In the report, Unicef says that despite some successes, a billion people worldwide do not have access to safe drinking water from protected sources.

More than 1.2 billion people have gained access to safe water since 1990.

But sub-Saharan Africa remains a major area of concern, especially countries affected by conflict.

The Trials & Tribulations of a Freshly-Arrived Denizen…of Ghana blogs about the incessant power crisis in Ghana, and declares that “Accra is in the Dark Ages”:

Ever since the load-shedding started, the country’s electricity provider ECG, has decided to ride on the back of the “load management programme” by continuing to deliver increasingly execrable service.

Yesterday, on an evening that was not supposed to experience load-shedding at 6pm, the lights went out, eliciting a collective sigh of resignation and frustration all-rolled-in-one. Calls were made, and it transpired that there was “a fault” in one of the stations near the motorway of Tema. Later, I found out that it wasn’t quite near the motorway, but somewhere around Tema. Not to mention the lack of consistency in the lies (you don’t even know where the genesis of the so-called fault is?) but to buttress all that is the frustration associated with feeling the lights will come on soon when you call, only to find out that the problem has not finished being worked on!

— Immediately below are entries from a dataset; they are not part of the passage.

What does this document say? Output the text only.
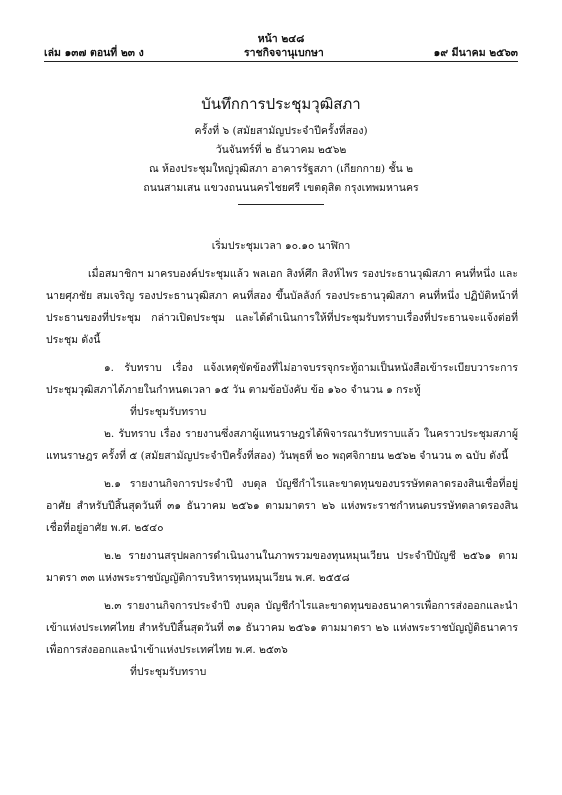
หน้า ๒๔๘
เล่ม ๑๓๗ ตอนที่ ๒๓ ง	ราชกิจจานุเบกษา	๑๙ มีนาคม ๒๕๖๓
บันทึกการประชุมวุฒิสภา

ครั้งที่ ๖ (สมัยสามัญประจำปีครั้งที่สอง)

วันจันทร์ที่ ๒ ธันวาคม ๒๕๖๒

ณ ห้องประชุมใหญ่วุฒิสภา อาคารรัฐสภา (เกียกกาย) ชั้น ๒

ถนนสามเสน แขวงถนนนครไชยศรี เขตดุสิต กรุงเทพมหานคร

เริ่มประชุมเวลา ๑๐.๑๐ นาฬิกา

เมื่อสมาชิกฯ มาครบองค์ประชุมแล้ว พลเอก สิงห์ศึก สิงห์ไพร รองประธานวุฒิสภา คนที่หนึ่ง และนายศุภชัย สมเจริญ รองประธานวุฒิสภา คนที่สอง ขึ้นบัลลังก์ รองประธานวุฒิสภา คนที่หนึ่ง ปฏิบัติหน้าที่ประธานของที่ประชุม กล่าวเปิดประชุม และได้ดำเนินการให้ที่ประชุมรับทราบเรื่องที่ประธานจะแจ้งต่อที่ประชุม ดังนี้

๑. รับทราบ เรื่อง แจ้งเหตุขัดข้องที่ไม่อาจบรรจุกระทู้ถามเป็นหนังสือเข้าระเบียบวาระการประชุมวุฒิสภาได้ภายในกำหนดเวลา ๑๕ วัน ตามข้อบังคับ ข้อ ๑๖๐ จำนวน ๑ กระทู้

ที่ประชุมรับทราบ

๒. รับทราบ เรื่อง รายงานซึ่งสภาผู้แทนราษฎรได้พิจารณารับทราบแล้ว ในคราวประชุมสภาผู้แทนราษฎร ครั้งที่ ๕ (สมัยสามัญประจำปีครั้งที่สอง) วันพุธที่ ๒๐ พฤศจิกายน ๒๕๖๒ จำนวน ๓ ฉบับ ดังนี้

๒.๑ รายงานกิจการประจำปี งบดุล บัญชีกำไรและขาดทุนของบรรษัทตลาดรองสินเชื่อที่อยู่อาศัย สำหรับปีสิ้นสุดวันที่ ๓๑ ธันวาคม ๒๕๖๑ ตามมาตรา ๒๖ แห่งพระราชกำหนดบรรษัทตลาดรองสินเชื่อที่อยู่อาศัย พ.ศ. ๒๕๔๐

๒.๒ รายงานสรุปผลการดำเนินงานในภาพรวมของทุนหมุนเวียน ประจำปีบัญชี ๒๕๖๑ ตามมาตรา ๓๓ แห่งพระราชบัญญัติการบริหารทุนหมุนเวียน พ.ศ. ๒๕๕๘

๒.๓ รายงานกิจการประจำปี งบดุล บัญชีกำไรและขาดทุนของธนาคารเพื่อการส่งออกและนำเข้าแห่งประเทศไทย สำหรับปีสิ้นสุดวันที่ ๓๑ ธันวาคม ๒๕๖๑ ตามมาตรา ๒๖ แห่งพระราชบัญญัติธนาคารเพื่อการส่งออกและนำเข้าแห่งประเทศไทย พ.ศ. ๒๕๓๖

ที่ประชุมรับทราบ
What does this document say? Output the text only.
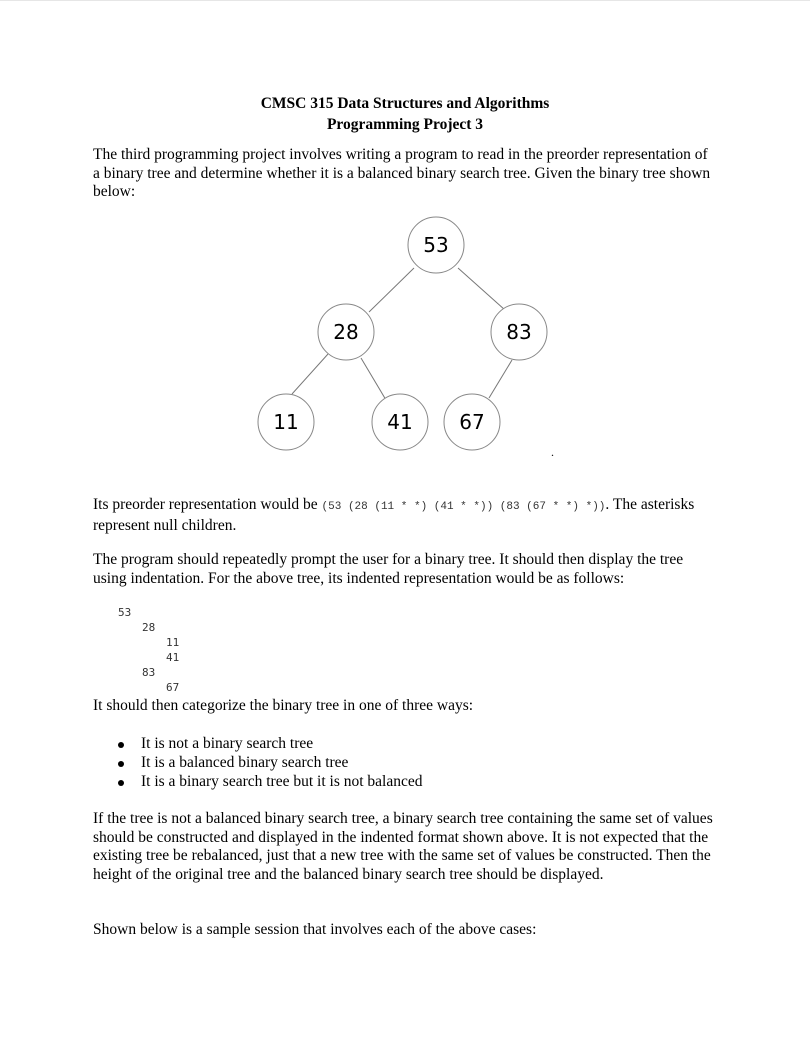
CMSC 315 Data Structures and Algorithms
Programming Project 3
The third programming project involves writing a program to read in the preorder representation of a binary tree and determine whether it is a balanced binary search tree. Given the binary tree shown below:
53
28	83
11	41 67
.
Its preorder representation would be (53 (28 (11 * *) (41 * *)) (83 (67 * *) *)). The asterisks represent null children.
The program should repeatedly prompt the user for a binary tree. It should then display the tree using indentation. For the above tree, its indented representation would be as follows:
53
28
11
41
83
67
It should then categorize the binary tree in one of three ways:
It is not a binary search tree
It is a balanced binary search tree
It is a binary search tree but it is not balanced
If the tree is not a balanced binary search tree, a binary search tree containing the same set of values should be constructed and displayed in the indented format shown above. It is not expected that the existing tree be rebalanced, just that a new tree with the same set of values be constructed. Then the height of the original tree and the balanced binary search tree should be displayed.
Shown below is a sample session that involves each of the above cases:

Finally, Under the Acacias brings News from Burkina Faso, about privatization of gold mining:

Gold is the third largest export of Burkina Faso. However, most gold is hand-mined by locals (artisanal mining), who sell the gold at 5p/gram to the government. It is a dangerous and unhealthy process, which nevertheless provides much needed income for up to 200,000 Burkinabe. The dangers were highlighted by the collapse of a mine at Poura in August, killing 10 people. The government is now trying to privatise the mines, in an attempt to manage them better for the alleviation of poverty and boost employment, and Canadian and Australian companies in particular are moving into the country. Reuters reports: “This year, the government expects to receive 1.3 billion CFA (US $2.5 million) in annual taxes from mining companies, and foresees the creation of 800 new jobs every year for the next eight years. It also stipulated in its new mining code that companies must invest in community development projects, such as the building of schools, housing and wells.” However, critics say that many more people will lose out by being driven from their traditional mining, and that the companies are unlikely to uphold their social responsibilities.